Dans les langues romanes, la diphtongue au accentuée s'est quelquefois conservée (roumain, provençal aur), simplifiée (sarde lar) ou assimilée (portugais ouro) mais, le plus souvent, elle s'est contractée (italien, espagnol oro, français or).
On notera aussi des emprunts par des langues non romanes : irlandais or, gallois aur, albanais ar.
En baltique d'autres extensions ont été utilisées, *h₂eu-s-os, vx-lituanien ausas, lituanien áuksas (k inexpliqué), ou *h₂eu-s-is, vx-prussien ausis.
On notera aussi une formation secondaire dans arménien os-ki.
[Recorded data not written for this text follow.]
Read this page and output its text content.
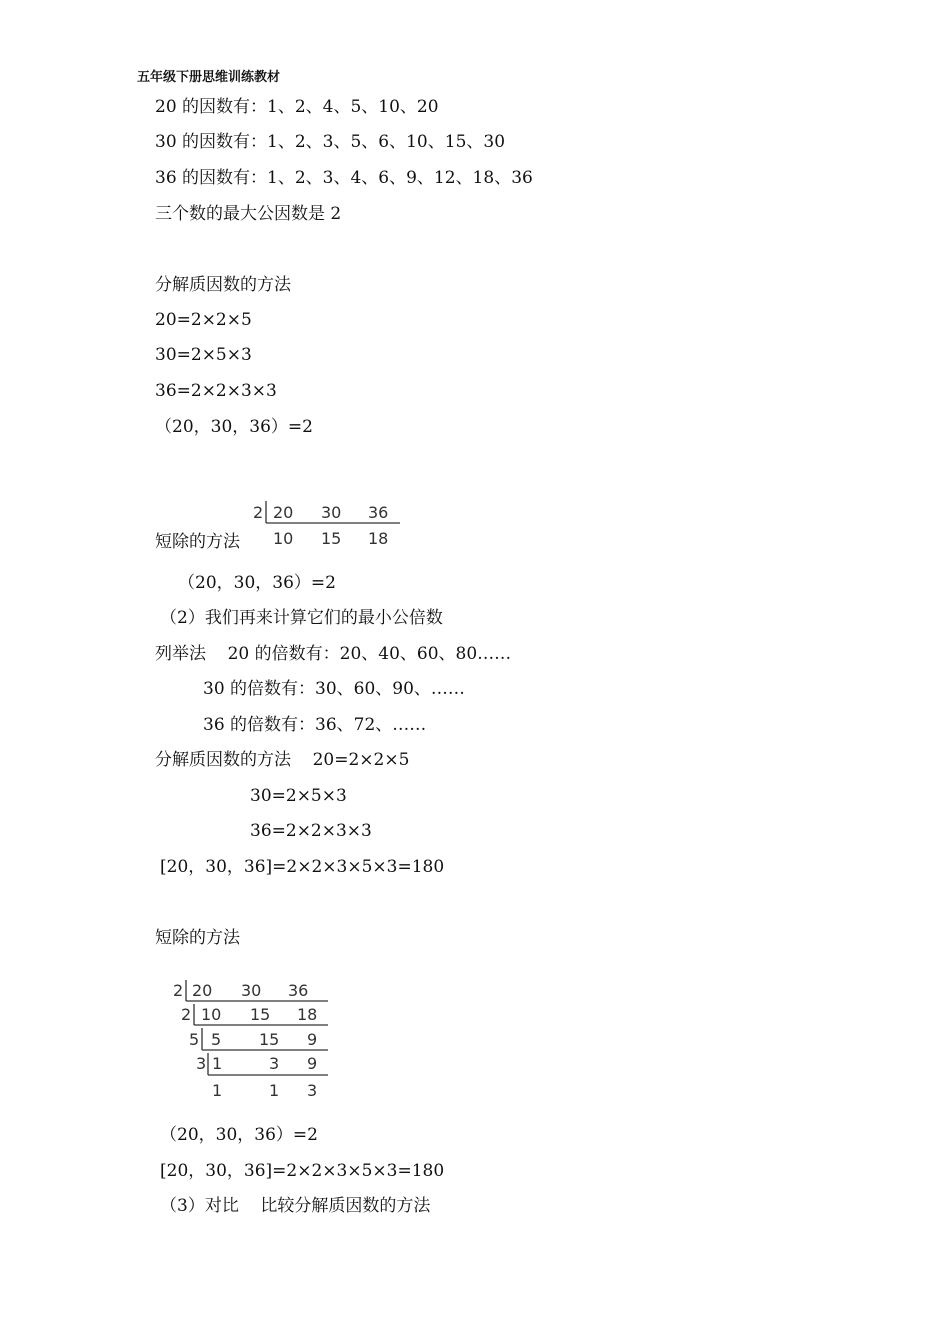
五年级下册思维训练教材
20 的因数有：1、2、4、5、10、20
30 的因数有：1、2、3、5、6、10、15、30
36 的因数有：1、2、3、4、6、9、12、18、36
三个数的最大公因数是 2
分解质因数的方法
20=2×2×5
30=2×5×3
36=2×2×3×3
（20，30，36）=2
短除的方法
2 20 30 36
10 15 18
（20，30，36）=2
（2）我们再来计算它们的最小公倍数
列举法    20 的倍数有：20、40、60、80……
30 的倍数有：30、60、90、……
36 的倍数有：36、72、……
分解质因数的方法    20=2×2×5
30=2×5×3
36=2×2×3×3
[20，30，36]=2×2×3×5×3=180
短除的方法
2
2
5
3
20 30 36
10 15 18
5 15 9
1	3 9
1	1 3
（20，30，36）=2
[20，30，36]=2×2×3×5×3=180
（3）对比    比较分解质因数的方法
Sur le thème *h₂u-es- on trouve tokharien A wäs et, avec évolution sémantique, finnois vas-ki « cuivre ».
*** Le mot aura au sens de « émanation, souffle » n'appartient pas à cette famille. Il vient directement du latin aura « air en mouvement » qui est un emprunt au grec αὔρα « souffle, brise de mer » (voir là-dessus le mot du jour aura). Il reste cependant possible que, pour les nimbes divins, une contamination sémantique se soit produite avec « auréole » qui, lui, vient de l'adjectif dérivé latin aureolus « d'or ».
L'évolution phonétique régulière du latin aura aboutit au vx-français ore « brise », d'où par suffixation augmentative (cp. rive > rivage) : « orage ».
Le nom de l'aurore
Les nuances de couleur de la racine se rencontrent aussi dans le lever du soleil, phénomène présidé par une déesse (aux doigts de roses, comme chacun sait) qui en porte le nom. On s'est souvent servi ici du suffixe *-(e/o)s- qui produit des noms d'agents féminins (sauf en latin, où on a donc dû utiliser une féminisation secondaire) :
sanskrit *h₂u-s-os > uṣāḥ, Uṣāḥ
latin *h₂eu-s-os-eh₂ > aurōra, Aurōra
grec *h₂eu-s-os > hom. ἠώς « Éos », attique ἕως [héōs] (le η homérique est issu d'un ā, la chute du σ intervocalique produit normalement une aspiration initiale qui subsiste en attique mais qui est éliminée par psilose dans les dialectes grecs d'Asie)
Pour le même usage, un autre suffixe formateur de noms d'agent, *-r-, éventuellement thématisé *-ro-, féminisé *-reh₂- ou *-ri- a produit des noms de l'aurore ou liés à elle :
sanskrit *h₂u-es-er > *vasar > vasar-han « qui tue à l'aurore [les demons de la nuit] », épiclèse d'Agni (RV I.122.3), et vāsara adj. « du matin », n. « jour »
grec *h₂eu-s-ro-s > *αυρος > ἄγχ-αυρος « proche du matin » et le diminutif αὔριον « vers le matin > demain » d'où le grec mod. αύριο [ávrio] « demain »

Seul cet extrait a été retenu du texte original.